The 370 is a link coupler engine. The link couplers of the cars attach to the bars on the front or rear of the engine. The equivalent knuckle coupler engine is the 371, they are harder to find. There were many other GP7's made in different road names with knuckle couplers.

To make a 370 into a KC engine the two end rail assemblies must be swapped for the equivalent pieces from a KC GP7 engine. Then the two truck side frame assemblies need to be swapped for ones with the KC's attached. It is not trivial to get all these pieces for the swap but it can be done.

@Doni posted:

I bought ioff eBay a 370 diesel locomative now the locomative come with any knuckle  couplers now how do you put the couplers on the loonatllve  or does the locomative even use knuckle couplers 

Sounds like you have the version with the bar across the front for link coupler rolling stock.  It probably isn’t worth the time, cost and effort to convert it to knuckle couplers unless you have most of the parts in hand. Might be easier to put it back on eBay and look for a later one that did come with knuckle couplers already fitted.

Port Lines now sells a conversion kit for the 370 that includes all the parts plus instructions. It is sku2017 and costs $24. I would recommending buying that kit and keeping the 370, it will be cheaper than getting the KC version. The 370 also has a better motorized truck chassis that does not develop the ovaled axle holes common to the KC versions.

@AmFlyer posted:

Port Lines now sells a conversion kit for the 370 that includes all the parts plus instructions. It is sku2017 and costs $24. I would recommending buying that kit and keeping the 370, it will be cheaper than getting the KC version. The 370 also has a better motorized truck chassis that does not develop the ovaled axle holes common to the KC versions.

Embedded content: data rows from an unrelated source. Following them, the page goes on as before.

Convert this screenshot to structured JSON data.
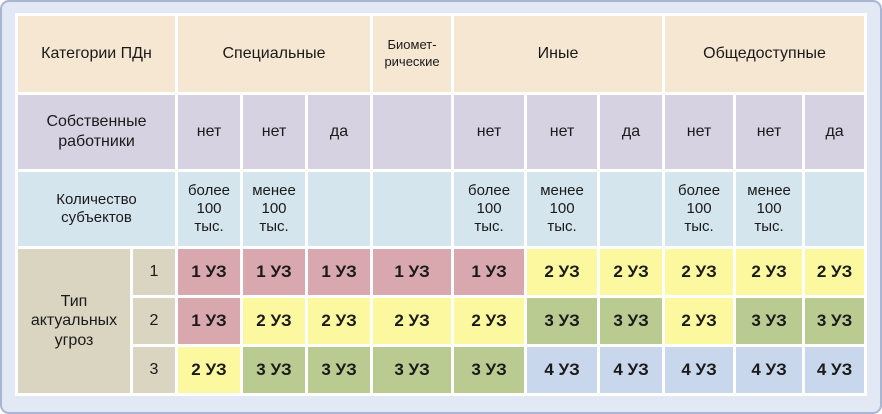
{
  "table": {
    "corner_label": "Категории ПДн",
    "groups": [
      {
        "label": "Специальные",
        "span": 3,
        "small": false
      },
      {
        "label": "Биомет-\nрические",
        "span": 1,
        "small": true
      },
      {
        "label": "Иные",
        "span": 3,
        "small": false
      },
      {
        "label": "Общедоступные",
        "span": 3,
        "small": false
      }
    ],
    "row2_label": "Собственные\nработники",
    "row2_values": [
      "нет",
      "нет",
      "да",
      "",
      "нет",
      "нет",
      "да",
      "нет",
      "нет",
      "да"
    ],
    "row3_label": "Количество\nсубъектов",
    "row3_values": [
      "более\n100\nтыс.",
      "менее\n100\nтыс.",
      "",
      "",
      "более\n100\nтыс.",
      "менее\n100\nтыс.",
      "",
      "более\n100\nтыс.",
      "менее\n100\nтыс.",
      ""
    ],
    "threat_label": "Тип\nактуальных\nугроз",
    "threat_rows": [
      {
        "num": "1",
        "cells": [
          "1 УЗ",
          "1 УЗ",
          "1 УЗ",
          "1 УЗ",
          "1 УЗ",
          "2 УЗ",
          "2 УЗ",
          "2 УЗ",
          "2 УЗ",
          "2 УЗ"
        ]
      },
      {
        "num": "2",
        "cells": [
          "1 УЗ",
          "2 УЗ",
          "2 УЗ",
          "2 УЗ",
          "2 УЗ",
          "3 УЗ",
          "3 УЗ",
          "2 УЗ",
          "3 УЗ",
          "3 УЗ"
        ]
      },
      {
        "num": "3",
        "cells": [
          "2 УЗ",
          "3 УЗ",
          "3 УЗ",
          "3 УЗ",
          "3 УЗ",
          "4 УЗ",
          "4 УЗ",
          "4 УЗ",
          "4 УЗ",
          "4 УЗ"
        ]
      }
    ]
  },
  "colors": {
    "page_background": "#e3e8f5",
    "frame_border": "#a9b5d3",
    "grid_gap": "#ffffff",
    "header_cream": "#f6e7d2",
    "row_lavender": "#d7d2e1",
    "row_lightblue": "#d4e5ed",
    "label_beige": "#dad5c0",
    "level_1": "#d9a8ae",
    "level_2": "#fbf8a0",
    "level_3": "#b9cb90",
    "level_4": "#c9d7ec",
    "text": "#1a1a1a"
  },
  "chart_data": {
    "type": "table",
    "corner": "Категории ПДн",
    "column_groups": [
      {
        "label": "Специальные",
        "columns": 3
      },
      {
        "label": "Биометрические",
        "columns": 1
      },
      {
        "label": "Иные",
        "columns": 3
      },
      {
        "label": "Общедоступные",
        "columns": 3
      }
    ],
    "row_headers": [
      "Собственные работники",
      "Количество субъектов",
      "Тип актуальных угроз"
    ],
    "own_employees": [
      "нет",
      "нет",
      "да",
      "",
      "нет",
      "нет",
      "да",
      "нет",
      "нет",
      "да"
    ],
    "subject_count": [
      "более 100 тыс.",
      "менее 100 тыс.",
      "",
      "",
      "более 100 тыс.",
      "менее 100 тыс.",
      "",
      "более 100 тыс.",
      "менее 100 тыс.",
      ""
    ],
    "threat_type_rows": [
      {
        "threat_type": 1,
        "levels": [
          "1 УЗ",
          "1 УЗ",
          "1 УЗ",
          "1 УЗ",
          "1 УЗ",
          "2 УЗ",
          "2 УЗ",
          "2 УЗ",
          "2 УЗ",
          "2 УЗ"
        ]
      },
      {
        "threat_type": 2,
        "levels": [
          "1 УЗ",
          "2 УЗ",
          "2 УЗ",
          "2 УЗ",
          "2 УЗ",
          "3 УЗ",
          "3 УЗ",
          "2 УЗ",
          "3 УЗ",
          "3 УЗ"
        ]
      },
      {
        "threat_type": 3,
        "levels": [
          "2 УЗ",
          "3 УЗ",
          "3 УЗ",
          "3 УЗ",
          "3 УЗ",
          "4 УЗ",
          "4 УЗ",
          "4 УЗ",
          "4 УЗ",
          "4 УЗ"
        ]
      }
    ],
    "level_colors": {
      "1 УЗ": "#d9a8ae",
      "2 УЗ": "#fbf8a0",
      "3 УЗ": "#b9cb90",
      "4 УЗ": "#c9d7ec"
    },
    "grid": true,
    "legend_position": "none"
  }
}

That’s interesting, didn’t realise a kit was available. I had a look and it seems that this is just for one truck, so you would need two to complete a full conversion, if that is what you may want to do.

With regards to bearings on these trucks not wearing out I have to say that I have had to change out quite a few of these ‘knock’ out bearings that have galloping wear. They are much easier than later chassis that don’t have these. 

Were it my 370 I would only change the rear truck to a KC so one kit should be good.

My experience with the 370 is after decades of use none have any axle play, but I have lightly used KC diesels that barely run due to the worn axle holes. The KC trucks can be rebushed for a permanent fix but it costs a few dollars to send them out to an experienced professional and then pay for the return shipping. Rebushing is beyond my skill and interest level.

The downside of the 370 is (with a very few exceptions) they do not have PullMor. The pulling capability of the 370 is low and they do not do grades well.

The "bearing wear" that folks talk about is actually electrical arcing wear since the power to the locomotive has to pass through the axle bearings. This was alleviated some by adding the slider shoes (which were actually added to replace the pull-more covered whee, which no longer picked up power). The bronze bushings used as replacements are more durable than the pot-metal bearings of the truck chassis.